The Ecology of Humans (52-11) Lettuce

Lettuce

Lettuce is like conversation – it must be fresh and crisp, so sparkling that you scarcely notice the bitter in it. ~ American writer Charles Dudley Warner

Romaine lettuce

The ancient Egyptians first cultivated lettuce, turning it from a weed – whose seeds were used to produce oil – into a plant grown for its seeds and leaves. Lettuce later spread to the Greeks and Romans, who used it medicinally, espeically to stimulate appetite or induce sleep.

The 16th–18th centuries witnessed a proliferation of lettuce varieties. By the end of the 20th century, lettuce was consumed worldwide. Lettuce has become the most popular leafy salad vegetable.

There are 5 types of lettuce: loose-leaf or simply leaf, romaine/cos, iceberg/crisphead, butterhead, and stem (aka asparagus lettuce). The most widely eaten, leaf lettuce produces crisp leaves arranged on a stalk.

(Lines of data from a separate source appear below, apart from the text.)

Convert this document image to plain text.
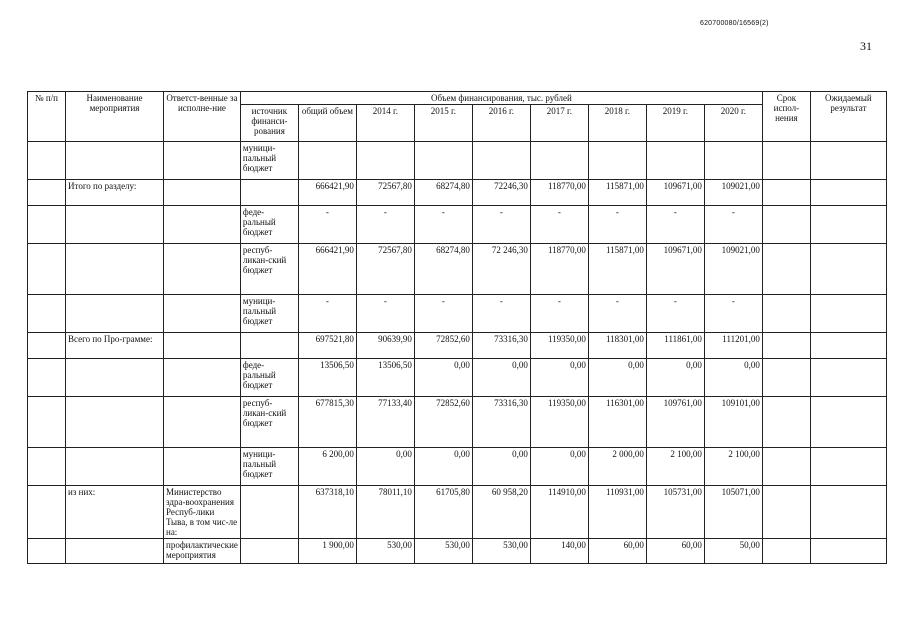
620700080/16569(2)
31
№ п/п	Наименование мероприятия	Ответст-венные за исполне-ние	Объем финансирования, тыс. рублей									Срок испол-нения	Ожидаемый результат
			источник финанси-рования	общий объем	2014 г.	2015 г.	2016 г.	2017 г.	2018 г.	2019 г.	2020 г.		
			муници-пальный бюджет										
	Итого по разделу:			666421,90	72567,80	68274,80	72246,30	118770,00	115871,00	109671,00	109021,00		
			феде-ральный бюджет	-	-	-	-	-	-	-	-		
			респуб-ликан-ский бюджет	666421,90	72567,80	68274,80	72 246,30	118770,00	115871,00	109671,00	109021,00		
			муници-пальный бюджет	-	-	-	-	-	-	-	-		
	Всего по Про-грамме:			697521,80	90639,90	72852,60	73316,30	119350,00	118301,00	111861,00	111201,00		
			феде-ральный бюджет	13506,50	13506,50	0,00	0,00	0,00	0,00	0,00	0,00		
			респуб-ликан-ский бюджет	677815,30	77133,40	72852,60	73316,30	119350,00	116301,00	109761,00	109101,00		
			муници-пальный бюджет	6 200,00	0,00	0,00	0,00	0,00	2 000,00	2 100,00	2 100,00		
	из них:	Министерство здра-воохранения Респуб-лики Тыва, в том чис-ле на:		637318,10	78011,10	61705,80	60 958,20	114910,00	110931,00	105731,00	105071,00		
		профилактические мероприятия		1 900,00	530,00	530,00	530,00	140,00	60,00	60,00	50,00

Romaine lettuce is excellent in salads and sandwiches, and is most often used in Caesar salads. Butterhead varieties, also known as Boston or Bibb lettuce, and in the UK as “round lettuce,” are generally small, with tender, soft leaves that have a delicate sweet flavor. Stem lettuce is grown for its seedstalk rather than its leaves and is mainly used in Asian dishes.

Iceberg is adapted to northern climates, and is most commonly grown commercially, though it requires the most care. Iceberg is the most popular lettuce in the US, despite having the least flavor and nutritional value owing to its high water content.

Except iceberg, lettuce leaves are a rich source of vitamins A and K, as well as providing calcium, iron, and copper. The leaf spine and ribs provide dietary fiber.